Set the safety factor target to 2.0 and the mass target to minimize. Under Manufacturing Constraints, check "Additive Manufacturing (Unrestricted)" to allow organic shapes suitable for 3D printing. Leave other settings at defaults and click Generate. Fusion will upload your study to Autodesk's cloud servers and run the optimization—this typically takes 5–20 minutes. You will receive an email notification when the results are ready. Do not close Fusion while waiting.

5

Compare and select an outcome

When results load, the Explore panel shows a grid of generated outcomes, each plotted on axes of mass vs. safety factor. Hover over each to preview the geometry in 3D. Look for outcomes that achieve your 2.0 safety factor target with the lowest mass. Click individual outcomes to see detailed structural analysis: stress contours, displacement plots, and safety factor maps. Select the outcome with the best balance of low mass, safety factor > 2.0, and visually reasonable geometry for printing. Right-click → Export to Design to bring it into your main Fusion workspace.

6

Prepare for 3D printing and document

In the Design workspace, inspect the exported outcome for any thin features that might break during printing—use the Measure tool to check minimum wall thickness (target > 1.5 mm). If needed, return to the study and add a minimum member size constraint of 2 mm, then re-run. Once satisfied, export the body as an STL file: right-click the body → Save as Mesh → STL. Open the STL in your slicer (Cura or PrusaSlicer) to estimate print time and material use. Document final mass (from Fusion's Physical Material panel) and compare it to a simple solid cylinder of the same dimensions—note the weight reduction percentage.

Go Further

  • Run the same study with two different materials (Nylon vs.

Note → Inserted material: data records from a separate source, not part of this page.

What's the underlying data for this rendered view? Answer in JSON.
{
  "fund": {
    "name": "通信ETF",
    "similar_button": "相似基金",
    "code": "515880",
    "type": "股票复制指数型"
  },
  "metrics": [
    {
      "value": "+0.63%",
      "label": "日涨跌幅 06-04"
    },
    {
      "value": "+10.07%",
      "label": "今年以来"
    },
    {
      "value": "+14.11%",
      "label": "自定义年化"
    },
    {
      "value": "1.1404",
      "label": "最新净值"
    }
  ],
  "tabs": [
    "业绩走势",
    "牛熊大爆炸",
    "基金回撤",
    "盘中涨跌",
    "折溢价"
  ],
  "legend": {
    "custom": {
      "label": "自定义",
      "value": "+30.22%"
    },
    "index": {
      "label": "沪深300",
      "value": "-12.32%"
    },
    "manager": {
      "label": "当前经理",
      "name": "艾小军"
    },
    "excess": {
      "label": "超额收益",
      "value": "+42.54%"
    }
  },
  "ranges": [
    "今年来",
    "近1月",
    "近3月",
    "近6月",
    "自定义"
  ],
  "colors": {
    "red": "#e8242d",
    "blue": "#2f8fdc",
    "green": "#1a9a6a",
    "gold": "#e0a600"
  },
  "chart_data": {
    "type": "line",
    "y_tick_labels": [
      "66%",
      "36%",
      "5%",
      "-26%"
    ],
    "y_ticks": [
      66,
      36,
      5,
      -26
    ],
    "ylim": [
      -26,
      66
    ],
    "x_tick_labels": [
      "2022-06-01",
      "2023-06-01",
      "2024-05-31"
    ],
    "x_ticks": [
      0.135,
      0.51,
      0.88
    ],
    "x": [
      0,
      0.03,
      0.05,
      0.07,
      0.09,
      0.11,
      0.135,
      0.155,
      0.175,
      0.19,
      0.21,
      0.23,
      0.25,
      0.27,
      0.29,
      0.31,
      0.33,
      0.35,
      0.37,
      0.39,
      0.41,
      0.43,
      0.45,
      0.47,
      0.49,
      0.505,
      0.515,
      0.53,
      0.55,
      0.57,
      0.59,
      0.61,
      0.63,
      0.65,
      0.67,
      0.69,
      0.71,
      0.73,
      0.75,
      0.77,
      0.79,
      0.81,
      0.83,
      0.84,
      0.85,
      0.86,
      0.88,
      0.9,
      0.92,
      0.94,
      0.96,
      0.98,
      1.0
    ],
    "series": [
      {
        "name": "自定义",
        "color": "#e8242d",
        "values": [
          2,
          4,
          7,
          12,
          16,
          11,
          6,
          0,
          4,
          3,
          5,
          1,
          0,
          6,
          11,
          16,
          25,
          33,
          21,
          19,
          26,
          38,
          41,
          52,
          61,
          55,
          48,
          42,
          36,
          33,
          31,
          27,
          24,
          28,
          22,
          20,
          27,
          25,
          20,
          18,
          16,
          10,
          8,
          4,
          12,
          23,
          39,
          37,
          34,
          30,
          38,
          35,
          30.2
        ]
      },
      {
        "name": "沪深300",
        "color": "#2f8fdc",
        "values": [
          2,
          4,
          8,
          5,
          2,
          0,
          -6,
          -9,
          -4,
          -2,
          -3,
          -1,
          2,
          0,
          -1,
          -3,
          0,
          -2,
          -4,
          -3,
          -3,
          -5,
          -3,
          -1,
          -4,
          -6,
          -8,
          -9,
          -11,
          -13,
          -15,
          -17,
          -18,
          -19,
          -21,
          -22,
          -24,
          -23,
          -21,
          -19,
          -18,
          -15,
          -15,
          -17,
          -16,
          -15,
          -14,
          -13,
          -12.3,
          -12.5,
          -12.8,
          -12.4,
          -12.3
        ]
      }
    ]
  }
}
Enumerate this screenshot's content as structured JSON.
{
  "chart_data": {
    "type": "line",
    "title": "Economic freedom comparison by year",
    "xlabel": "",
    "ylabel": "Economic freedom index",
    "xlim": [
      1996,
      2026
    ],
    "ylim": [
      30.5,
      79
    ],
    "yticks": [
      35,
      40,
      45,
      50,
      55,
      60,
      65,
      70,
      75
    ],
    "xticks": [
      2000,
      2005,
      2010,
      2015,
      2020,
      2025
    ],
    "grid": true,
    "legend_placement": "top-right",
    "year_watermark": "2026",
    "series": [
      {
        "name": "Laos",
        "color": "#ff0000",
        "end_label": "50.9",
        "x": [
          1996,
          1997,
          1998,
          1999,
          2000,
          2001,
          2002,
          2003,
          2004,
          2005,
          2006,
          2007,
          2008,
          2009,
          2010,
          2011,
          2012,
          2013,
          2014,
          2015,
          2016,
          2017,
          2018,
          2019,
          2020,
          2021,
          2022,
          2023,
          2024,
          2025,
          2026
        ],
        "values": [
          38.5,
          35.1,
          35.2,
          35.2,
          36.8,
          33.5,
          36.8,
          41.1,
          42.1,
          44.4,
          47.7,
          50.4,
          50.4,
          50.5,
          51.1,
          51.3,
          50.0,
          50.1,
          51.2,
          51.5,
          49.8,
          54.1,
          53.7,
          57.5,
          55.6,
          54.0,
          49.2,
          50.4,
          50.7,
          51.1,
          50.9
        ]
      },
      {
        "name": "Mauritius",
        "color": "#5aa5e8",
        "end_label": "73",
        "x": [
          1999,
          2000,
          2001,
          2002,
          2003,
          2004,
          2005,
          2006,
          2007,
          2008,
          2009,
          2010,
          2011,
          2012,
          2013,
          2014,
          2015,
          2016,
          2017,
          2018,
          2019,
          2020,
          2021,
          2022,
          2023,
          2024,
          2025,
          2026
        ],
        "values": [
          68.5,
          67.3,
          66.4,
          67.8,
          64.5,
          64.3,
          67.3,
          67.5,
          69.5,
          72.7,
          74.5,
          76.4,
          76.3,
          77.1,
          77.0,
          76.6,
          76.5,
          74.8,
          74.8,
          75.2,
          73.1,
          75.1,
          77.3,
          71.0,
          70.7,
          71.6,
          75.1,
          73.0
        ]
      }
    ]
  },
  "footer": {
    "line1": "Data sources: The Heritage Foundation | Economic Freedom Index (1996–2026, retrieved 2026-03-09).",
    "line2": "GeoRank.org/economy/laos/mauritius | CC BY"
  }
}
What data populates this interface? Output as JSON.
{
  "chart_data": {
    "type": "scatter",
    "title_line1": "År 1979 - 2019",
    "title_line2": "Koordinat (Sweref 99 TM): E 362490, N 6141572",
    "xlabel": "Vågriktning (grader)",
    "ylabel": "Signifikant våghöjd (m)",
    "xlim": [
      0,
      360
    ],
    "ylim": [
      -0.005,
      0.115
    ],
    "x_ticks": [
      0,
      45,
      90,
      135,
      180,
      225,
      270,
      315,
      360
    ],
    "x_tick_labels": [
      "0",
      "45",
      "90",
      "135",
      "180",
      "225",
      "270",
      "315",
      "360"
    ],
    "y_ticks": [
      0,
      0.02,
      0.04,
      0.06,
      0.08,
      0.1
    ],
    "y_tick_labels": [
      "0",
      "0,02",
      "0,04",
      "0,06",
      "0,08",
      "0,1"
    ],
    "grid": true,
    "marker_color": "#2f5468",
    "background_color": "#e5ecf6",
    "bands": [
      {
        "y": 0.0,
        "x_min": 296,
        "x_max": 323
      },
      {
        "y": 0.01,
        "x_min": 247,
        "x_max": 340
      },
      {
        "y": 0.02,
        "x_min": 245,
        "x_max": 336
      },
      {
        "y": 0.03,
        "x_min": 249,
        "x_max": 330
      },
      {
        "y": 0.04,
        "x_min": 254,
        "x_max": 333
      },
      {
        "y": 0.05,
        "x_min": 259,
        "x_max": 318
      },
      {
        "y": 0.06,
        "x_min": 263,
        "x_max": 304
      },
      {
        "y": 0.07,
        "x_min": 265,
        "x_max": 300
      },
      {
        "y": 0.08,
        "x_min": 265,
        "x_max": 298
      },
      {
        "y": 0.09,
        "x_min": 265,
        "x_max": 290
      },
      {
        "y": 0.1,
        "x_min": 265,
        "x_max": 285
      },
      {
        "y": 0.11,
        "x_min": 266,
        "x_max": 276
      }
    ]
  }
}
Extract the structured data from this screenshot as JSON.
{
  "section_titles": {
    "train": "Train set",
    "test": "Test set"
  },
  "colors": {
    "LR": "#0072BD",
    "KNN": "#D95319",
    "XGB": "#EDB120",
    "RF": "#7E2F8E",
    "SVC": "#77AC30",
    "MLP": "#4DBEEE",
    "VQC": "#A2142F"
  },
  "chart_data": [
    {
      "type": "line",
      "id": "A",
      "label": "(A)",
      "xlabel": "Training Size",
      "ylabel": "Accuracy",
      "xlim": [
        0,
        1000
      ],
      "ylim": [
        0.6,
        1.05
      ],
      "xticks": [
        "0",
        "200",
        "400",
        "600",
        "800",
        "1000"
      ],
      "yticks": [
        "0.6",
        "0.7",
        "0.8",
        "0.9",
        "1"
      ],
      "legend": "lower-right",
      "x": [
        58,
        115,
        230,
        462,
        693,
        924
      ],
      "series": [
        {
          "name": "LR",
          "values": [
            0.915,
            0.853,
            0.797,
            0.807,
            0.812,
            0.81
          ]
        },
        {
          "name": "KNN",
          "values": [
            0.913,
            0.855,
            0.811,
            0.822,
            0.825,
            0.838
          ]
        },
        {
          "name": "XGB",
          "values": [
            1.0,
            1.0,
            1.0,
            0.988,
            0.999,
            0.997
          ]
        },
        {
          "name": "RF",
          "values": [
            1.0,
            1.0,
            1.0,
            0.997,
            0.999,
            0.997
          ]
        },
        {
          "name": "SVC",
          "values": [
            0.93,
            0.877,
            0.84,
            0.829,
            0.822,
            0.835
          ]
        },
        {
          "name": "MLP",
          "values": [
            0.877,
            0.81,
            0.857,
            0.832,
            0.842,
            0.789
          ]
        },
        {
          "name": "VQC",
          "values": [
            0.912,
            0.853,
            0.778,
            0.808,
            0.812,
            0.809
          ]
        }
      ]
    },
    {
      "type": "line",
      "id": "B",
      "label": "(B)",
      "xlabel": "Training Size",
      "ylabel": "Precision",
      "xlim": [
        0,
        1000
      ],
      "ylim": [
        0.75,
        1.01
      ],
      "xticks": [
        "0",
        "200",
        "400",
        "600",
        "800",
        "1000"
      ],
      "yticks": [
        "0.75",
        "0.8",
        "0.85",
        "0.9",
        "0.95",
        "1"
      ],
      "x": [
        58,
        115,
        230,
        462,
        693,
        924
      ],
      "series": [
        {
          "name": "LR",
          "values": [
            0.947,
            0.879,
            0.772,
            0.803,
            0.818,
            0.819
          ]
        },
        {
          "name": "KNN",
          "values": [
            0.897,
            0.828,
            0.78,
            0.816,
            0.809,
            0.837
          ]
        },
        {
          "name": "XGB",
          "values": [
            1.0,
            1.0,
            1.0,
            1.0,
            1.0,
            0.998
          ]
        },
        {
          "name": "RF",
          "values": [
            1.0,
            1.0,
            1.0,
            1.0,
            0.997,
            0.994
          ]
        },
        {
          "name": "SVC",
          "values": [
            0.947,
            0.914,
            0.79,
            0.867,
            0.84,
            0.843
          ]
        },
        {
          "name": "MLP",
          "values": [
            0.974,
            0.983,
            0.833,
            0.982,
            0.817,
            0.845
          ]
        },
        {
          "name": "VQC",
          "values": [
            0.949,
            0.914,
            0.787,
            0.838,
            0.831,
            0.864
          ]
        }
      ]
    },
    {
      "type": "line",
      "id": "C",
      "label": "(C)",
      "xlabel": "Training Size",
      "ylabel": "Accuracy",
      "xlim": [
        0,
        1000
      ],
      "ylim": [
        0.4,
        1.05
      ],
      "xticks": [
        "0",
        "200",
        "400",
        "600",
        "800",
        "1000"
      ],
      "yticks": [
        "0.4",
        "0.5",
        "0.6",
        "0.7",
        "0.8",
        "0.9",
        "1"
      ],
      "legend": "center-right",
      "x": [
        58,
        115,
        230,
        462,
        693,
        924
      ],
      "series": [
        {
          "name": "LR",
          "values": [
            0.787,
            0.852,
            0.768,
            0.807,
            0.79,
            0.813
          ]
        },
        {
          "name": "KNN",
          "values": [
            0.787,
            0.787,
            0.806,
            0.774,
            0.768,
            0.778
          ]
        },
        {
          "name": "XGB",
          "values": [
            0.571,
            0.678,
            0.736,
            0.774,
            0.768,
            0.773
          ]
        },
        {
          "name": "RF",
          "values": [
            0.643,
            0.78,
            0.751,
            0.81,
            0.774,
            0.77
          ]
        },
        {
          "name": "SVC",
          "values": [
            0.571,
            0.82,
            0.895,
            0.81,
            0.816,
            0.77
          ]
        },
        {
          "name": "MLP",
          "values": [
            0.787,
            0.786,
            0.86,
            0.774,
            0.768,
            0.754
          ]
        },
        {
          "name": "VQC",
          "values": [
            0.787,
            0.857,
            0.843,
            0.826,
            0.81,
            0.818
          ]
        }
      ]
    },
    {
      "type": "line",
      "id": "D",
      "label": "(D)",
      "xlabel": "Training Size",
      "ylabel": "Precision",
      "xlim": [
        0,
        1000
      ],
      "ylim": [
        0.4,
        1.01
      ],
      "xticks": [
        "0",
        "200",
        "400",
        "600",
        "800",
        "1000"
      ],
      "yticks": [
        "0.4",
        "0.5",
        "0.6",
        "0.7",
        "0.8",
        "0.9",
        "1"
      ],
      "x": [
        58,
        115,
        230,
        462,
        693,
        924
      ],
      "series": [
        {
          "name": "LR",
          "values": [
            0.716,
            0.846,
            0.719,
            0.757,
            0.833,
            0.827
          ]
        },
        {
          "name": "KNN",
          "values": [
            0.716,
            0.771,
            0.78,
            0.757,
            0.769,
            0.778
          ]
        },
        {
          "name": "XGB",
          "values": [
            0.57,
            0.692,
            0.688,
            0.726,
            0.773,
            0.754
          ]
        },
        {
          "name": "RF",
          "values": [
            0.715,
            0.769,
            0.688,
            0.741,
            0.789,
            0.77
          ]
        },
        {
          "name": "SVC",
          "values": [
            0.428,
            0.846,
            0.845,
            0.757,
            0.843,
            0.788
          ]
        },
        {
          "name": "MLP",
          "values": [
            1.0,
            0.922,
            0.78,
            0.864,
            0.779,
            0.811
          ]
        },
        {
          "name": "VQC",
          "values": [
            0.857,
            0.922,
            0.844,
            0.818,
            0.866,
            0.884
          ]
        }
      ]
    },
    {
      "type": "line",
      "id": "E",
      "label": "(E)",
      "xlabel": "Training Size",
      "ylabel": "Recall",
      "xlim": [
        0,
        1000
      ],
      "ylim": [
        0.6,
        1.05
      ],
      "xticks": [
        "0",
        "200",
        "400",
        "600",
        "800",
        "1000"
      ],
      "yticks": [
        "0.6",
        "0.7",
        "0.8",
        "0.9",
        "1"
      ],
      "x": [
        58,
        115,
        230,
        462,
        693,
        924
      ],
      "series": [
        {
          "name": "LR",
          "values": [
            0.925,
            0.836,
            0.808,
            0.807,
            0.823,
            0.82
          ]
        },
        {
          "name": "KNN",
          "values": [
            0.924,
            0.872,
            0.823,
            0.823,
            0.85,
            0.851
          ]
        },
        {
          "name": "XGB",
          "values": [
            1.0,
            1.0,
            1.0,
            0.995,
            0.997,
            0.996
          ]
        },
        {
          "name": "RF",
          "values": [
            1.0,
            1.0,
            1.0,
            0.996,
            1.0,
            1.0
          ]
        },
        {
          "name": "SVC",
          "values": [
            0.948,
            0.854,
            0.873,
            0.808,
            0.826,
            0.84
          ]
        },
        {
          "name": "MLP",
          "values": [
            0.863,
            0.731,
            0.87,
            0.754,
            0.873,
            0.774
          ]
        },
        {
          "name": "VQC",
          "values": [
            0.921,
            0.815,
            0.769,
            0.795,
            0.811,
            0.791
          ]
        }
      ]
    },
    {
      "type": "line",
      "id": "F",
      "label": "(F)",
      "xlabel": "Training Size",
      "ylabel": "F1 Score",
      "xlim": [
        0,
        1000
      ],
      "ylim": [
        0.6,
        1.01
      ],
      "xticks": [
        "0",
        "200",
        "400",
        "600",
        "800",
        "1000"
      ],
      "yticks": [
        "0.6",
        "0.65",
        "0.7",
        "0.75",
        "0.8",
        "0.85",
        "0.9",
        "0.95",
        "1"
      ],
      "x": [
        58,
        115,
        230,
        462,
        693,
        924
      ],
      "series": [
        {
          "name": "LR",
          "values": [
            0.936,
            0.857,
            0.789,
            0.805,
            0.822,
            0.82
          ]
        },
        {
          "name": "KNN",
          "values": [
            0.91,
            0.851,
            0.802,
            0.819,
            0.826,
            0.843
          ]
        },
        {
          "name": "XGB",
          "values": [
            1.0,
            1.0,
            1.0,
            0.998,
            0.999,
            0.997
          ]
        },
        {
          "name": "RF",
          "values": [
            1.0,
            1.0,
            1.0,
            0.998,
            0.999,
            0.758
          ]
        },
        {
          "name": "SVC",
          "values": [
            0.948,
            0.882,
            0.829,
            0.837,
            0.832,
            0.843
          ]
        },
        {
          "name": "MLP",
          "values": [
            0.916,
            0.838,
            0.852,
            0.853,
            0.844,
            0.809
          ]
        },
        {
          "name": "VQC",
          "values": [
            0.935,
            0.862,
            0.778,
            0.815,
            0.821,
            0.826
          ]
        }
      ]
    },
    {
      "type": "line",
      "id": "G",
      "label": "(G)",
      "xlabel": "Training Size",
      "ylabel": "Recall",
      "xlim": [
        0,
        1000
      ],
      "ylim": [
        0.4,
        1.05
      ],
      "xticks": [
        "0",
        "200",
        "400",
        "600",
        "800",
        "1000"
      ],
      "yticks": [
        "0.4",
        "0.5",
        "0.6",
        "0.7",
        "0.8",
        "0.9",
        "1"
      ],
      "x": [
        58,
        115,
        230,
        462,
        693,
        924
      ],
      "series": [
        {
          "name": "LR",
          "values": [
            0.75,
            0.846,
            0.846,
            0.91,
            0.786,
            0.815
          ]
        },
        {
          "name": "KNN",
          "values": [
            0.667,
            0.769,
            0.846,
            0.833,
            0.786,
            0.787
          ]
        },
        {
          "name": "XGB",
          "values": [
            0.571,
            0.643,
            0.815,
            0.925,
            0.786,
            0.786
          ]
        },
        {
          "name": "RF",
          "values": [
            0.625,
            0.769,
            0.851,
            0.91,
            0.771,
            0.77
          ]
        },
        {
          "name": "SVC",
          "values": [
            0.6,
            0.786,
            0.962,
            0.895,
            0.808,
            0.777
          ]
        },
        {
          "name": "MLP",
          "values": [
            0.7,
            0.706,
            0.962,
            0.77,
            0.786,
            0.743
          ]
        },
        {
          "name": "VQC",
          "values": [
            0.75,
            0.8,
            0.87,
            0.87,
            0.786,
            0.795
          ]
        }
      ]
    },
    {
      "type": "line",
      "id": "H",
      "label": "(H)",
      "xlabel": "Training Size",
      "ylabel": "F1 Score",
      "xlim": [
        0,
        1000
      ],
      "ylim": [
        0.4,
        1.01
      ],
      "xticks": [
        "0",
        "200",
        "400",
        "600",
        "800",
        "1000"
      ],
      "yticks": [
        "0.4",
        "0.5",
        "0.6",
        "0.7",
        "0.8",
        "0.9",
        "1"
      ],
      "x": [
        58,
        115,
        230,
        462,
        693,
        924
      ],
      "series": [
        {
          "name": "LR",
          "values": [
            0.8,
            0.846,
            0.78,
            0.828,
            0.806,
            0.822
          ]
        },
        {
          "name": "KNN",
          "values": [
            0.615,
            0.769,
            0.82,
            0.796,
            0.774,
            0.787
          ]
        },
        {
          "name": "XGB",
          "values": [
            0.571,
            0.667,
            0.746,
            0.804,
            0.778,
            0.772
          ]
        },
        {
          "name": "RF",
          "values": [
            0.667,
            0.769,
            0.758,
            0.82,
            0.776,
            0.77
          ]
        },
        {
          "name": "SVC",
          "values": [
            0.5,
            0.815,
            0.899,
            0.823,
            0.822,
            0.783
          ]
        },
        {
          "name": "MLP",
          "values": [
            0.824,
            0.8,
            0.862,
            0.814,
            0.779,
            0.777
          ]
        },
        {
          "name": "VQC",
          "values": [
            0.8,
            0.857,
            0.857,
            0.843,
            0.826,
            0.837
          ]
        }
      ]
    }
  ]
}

Aluminum 6061) and compare the resulting geometry shapes—note how stiffer materials produce different optimized forms.
  • Add a second load case representing a 10g landing shock load (downward) and observe how the generated structure changes to handle both load cases simultaneously.
  • 3D print two versions of the motor mount—your generative design and a simple solid cylinder of the same dimensions—and compare their masses and stiffness by hand deflection.
  • Read Airbus's "Thor" generative design bracket project report and compare their industrial workflow to what you did in Fusion 360.